Is this on the right track? It makes more sense to me anyway... assuming I did the itegration right. I'm not sure if or how I'd do anything with time t though in the stage constants.

9. Aug 1, 2010

### Jwill

Actually, I'm sure that

$$u' = \frac{-1}{3v} cos(3u)$$

is not correct. When I differentiate it, it does not work out to be the original equation. What method of integration would be used to solve it? I'm sure it's integrated over time and v and u are functions of time.

10. Aug 1, 2010

### Jwill

When you said that the two first order functions were incorrect... I am confused because you said that was correct earlier. I am confused and not sure what to do. I don't see how one could use the runge kutta method with those functions.

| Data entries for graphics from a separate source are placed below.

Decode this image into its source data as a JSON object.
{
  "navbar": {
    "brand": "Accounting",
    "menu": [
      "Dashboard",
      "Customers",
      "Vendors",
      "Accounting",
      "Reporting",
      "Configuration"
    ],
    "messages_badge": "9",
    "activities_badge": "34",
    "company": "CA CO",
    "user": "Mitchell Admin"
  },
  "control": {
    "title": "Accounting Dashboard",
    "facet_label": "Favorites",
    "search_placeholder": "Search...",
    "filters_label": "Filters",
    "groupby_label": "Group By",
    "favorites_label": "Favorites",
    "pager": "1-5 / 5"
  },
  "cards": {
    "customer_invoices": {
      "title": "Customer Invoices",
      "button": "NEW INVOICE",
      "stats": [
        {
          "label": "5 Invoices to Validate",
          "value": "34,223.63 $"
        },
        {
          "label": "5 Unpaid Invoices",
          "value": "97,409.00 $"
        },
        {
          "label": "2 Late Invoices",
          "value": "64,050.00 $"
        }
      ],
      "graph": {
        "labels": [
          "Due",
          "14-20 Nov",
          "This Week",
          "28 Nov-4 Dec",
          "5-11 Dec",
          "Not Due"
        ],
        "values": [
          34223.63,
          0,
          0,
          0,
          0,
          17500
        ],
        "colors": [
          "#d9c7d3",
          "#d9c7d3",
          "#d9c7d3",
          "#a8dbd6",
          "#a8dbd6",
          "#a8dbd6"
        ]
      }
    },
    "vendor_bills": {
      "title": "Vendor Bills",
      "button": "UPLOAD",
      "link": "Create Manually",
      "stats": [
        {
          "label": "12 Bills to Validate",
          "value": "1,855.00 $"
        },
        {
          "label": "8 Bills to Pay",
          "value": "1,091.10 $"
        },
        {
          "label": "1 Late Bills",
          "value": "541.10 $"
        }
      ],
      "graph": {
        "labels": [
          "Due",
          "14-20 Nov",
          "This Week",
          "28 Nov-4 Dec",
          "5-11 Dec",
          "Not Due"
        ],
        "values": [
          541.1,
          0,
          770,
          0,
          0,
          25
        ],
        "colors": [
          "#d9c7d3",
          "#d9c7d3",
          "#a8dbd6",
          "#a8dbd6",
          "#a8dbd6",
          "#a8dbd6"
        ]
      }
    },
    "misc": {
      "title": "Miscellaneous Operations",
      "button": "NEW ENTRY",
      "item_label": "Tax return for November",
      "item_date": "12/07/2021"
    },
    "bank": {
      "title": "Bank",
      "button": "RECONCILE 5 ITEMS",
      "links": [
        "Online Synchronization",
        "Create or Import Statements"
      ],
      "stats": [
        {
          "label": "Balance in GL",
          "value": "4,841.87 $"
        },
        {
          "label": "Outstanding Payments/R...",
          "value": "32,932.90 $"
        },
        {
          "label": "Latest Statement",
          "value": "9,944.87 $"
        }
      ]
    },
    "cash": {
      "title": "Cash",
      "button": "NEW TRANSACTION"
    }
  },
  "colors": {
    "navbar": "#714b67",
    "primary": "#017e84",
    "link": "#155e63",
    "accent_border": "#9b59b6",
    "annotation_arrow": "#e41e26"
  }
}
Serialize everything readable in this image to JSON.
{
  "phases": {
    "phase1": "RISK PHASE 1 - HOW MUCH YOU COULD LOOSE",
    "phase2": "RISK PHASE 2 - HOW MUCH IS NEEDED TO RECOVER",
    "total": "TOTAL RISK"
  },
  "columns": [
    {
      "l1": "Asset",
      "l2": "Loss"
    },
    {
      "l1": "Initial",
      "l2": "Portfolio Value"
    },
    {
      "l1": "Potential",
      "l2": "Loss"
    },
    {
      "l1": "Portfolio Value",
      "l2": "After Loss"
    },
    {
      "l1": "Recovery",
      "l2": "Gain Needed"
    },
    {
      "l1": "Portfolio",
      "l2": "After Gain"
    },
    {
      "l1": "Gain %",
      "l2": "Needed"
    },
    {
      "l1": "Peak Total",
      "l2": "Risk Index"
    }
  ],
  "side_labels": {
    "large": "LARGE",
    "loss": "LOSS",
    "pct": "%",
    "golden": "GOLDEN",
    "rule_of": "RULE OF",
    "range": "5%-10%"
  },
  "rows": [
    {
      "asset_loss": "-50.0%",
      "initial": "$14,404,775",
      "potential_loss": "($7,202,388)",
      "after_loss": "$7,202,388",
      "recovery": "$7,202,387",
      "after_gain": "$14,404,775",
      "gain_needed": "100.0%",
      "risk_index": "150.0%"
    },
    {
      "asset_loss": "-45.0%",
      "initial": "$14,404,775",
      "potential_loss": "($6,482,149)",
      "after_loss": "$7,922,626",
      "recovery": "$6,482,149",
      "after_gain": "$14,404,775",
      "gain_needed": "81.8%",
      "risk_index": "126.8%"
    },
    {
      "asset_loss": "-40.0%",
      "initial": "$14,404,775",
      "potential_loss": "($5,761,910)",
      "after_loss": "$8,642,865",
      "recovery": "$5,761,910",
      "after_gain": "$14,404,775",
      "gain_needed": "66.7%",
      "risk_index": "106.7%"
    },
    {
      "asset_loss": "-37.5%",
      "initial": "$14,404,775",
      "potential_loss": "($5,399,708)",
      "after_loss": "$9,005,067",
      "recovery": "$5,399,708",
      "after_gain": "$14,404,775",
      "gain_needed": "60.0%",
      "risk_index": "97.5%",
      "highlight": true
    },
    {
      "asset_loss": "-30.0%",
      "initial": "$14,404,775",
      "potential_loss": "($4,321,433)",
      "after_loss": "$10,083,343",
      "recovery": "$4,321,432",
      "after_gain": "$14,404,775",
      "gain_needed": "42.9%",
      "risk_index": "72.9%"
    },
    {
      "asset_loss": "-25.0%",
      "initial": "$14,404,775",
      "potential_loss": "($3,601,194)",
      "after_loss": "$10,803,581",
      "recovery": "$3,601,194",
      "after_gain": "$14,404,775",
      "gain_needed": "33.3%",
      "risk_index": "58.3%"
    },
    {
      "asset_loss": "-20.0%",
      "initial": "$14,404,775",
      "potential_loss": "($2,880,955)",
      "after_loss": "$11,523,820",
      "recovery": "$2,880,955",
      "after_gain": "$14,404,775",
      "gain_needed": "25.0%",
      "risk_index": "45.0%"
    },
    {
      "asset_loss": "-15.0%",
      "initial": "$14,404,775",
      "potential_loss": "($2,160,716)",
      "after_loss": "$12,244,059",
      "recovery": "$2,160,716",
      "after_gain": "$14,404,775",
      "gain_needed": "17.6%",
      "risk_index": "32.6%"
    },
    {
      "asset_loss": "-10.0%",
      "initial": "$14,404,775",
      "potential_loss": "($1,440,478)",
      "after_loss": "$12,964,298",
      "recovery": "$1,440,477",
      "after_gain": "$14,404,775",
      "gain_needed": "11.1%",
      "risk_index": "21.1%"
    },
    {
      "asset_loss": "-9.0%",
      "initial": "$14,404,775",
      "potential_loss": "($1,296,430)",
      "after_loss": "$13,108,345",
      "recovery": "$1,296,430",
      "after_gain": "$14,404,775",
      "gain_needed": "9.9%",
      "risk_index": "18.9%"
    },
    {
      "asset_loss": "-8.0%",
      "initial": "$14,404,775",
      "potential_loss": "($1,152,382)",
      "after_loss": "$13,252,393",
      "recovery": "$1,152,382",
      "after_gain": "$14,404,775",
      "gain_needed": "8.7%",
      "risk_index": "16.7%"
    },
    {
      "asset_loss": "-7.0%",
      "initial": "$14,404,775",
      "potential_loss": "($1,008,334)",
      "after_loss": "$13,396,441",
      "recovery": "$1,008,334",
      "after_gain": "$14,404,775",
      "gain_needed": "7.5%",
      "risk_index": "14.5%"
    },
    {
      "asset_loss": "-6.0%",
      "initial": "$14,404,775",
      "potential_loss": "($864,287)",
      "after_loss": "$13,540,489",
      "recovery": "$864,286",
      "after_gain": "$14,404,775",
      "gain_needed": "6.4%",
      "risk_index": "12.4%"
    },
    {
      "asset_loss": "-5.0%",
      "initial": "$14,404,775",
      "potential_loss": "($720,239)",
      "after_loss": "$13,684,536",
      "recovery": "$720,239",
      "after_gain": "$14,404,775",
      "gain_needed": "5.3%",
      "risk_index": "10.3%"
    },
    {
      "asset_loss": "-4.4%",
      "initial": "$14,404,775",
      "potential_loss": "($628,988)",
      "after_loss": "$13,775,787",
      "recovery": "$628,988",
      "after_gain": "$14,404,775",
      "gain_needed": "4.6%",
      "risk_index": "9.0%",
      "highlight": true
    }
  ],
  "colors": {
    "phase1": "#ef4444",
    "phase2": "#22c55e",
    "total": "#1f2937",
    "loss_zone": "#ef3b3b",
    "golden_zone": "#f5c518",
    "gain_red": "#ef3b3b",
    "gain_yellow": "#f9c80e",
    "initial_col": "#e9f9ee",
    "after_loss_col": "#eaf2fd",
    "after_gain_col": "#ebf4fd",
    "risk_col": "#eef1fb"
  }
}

I am under the impression that in many cases when you use runge kutta, you integration a high order function and form two functions of 2 or 3 variables.

It feels like if I took the function and integrated it and used both of these to solve each equation simultaneously, I could come out with an answer for y. What I tried to do sort of makes sense, but I don't think the integral is right. Any guidance is much appreciated.